Li a este propósito muito comentário indignado de lusitanas criaturas preocupadas com a inexorável decadência das liberdades públicas na pérfida Albion. Como se atrevem? - exclamam elas de todos os lados.

Acontece que a empresa que gere o Metro de Londres se encontra apetrechada com um código de princípios e de conduta que regula com a necessária minúcia que tipo de publicidade pode ser exibido no espaço à sua guarda, tendo em conta que por ele circula toda a espécie de gente, incluindo obviamente crianças.

Podem estar certos que regulamentos desses existem em todos os países civilizados, embora seja duvidoso que existam entre nós. Tal como podem estar certos que, nesses mesmos países e ao contrário do que por cá sucede, as cadeias de televisão respeitáveis fazem aplicar códigos de ética estritos no que à publicidade respeita.
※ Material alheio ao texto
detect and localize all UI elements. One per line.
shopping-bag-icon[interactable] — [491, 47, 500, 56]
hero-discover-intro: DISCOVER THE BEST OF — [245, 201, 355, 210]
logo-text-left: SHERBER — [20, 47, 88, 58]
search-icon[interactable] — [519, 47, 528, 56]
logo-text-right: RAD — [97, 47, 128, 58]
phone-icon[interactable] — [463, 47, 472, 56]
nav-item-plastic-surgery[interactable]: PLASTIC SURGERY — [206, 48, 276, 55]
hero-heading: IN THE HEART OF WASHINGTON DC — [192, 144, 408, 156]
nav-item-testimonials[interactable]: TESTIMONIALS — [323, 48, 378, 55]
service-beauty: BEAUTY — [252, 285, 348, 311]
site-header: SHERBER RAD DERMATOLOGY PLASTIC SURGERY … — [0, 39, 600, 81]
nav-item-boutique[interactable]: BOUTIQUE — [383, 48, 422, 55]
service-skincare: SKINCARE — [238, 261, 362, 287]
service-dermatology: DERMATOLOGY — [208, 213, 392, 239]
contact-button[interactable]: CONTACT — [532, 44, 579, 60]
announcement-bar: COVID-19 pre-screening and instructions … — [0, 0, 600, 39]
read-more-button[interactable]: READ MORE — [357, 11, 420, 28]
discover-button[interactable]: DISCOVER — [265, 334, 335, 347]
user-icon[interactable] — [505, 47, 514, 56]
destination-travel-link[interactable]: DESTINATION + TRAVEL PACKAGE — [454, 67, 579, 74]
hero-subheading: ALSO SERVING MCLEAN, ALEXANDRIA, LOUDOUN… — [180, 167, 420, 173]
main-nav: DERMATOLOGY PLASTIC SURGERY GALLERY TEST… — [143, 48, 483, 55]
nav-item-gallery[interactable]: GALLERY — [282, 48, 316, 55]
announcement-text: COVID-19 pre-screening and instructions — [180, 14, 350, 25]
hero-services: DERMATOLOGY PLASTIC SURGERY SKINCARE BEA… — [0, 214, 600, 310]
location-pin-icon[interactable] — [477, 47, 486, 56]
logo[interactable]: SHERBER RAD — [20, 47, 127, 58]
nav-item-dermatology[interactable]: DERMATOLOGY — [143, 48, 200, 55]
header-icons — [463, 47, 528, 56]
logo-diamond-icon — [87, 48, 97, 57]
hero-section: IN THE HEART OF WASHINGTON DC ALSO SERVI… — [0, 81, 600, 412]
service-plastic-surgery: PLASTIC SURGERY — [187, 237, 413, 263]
De modo que, face a qualquer campanha que este ou aquele anunciante se propõe exibir, das duas uma: ou está conforme com os regulamentos - ou não está.

Chama-se a isso auto-regulação, lembram-se? Algumas pessoas nunca se lembram, nem sabem ao certo o que seja, excepto quando temem que o Estado tome a iniciativa de legislar para proteger os cidadãos.

É verdade que, no caso que agora nos ocupa, a mulher desnudada representada no cartaz era a Vénus de Lucas Cranach, uma pintura datada de 1532, podendo ser razoavelmente sustentado que se trata de uma imagem muito distinta daquelas que os regulamentos pretenderiam prevenir.

Pois muito bem: na próxima oportunidade o regulamento poderá ser revisto e aperfeiçoado se assim o entenderem os responsáveis do Underground londrino. Para já, porém, é este que existe, pelo que não há que dar um jeito, mas apenas que aplicá-lo.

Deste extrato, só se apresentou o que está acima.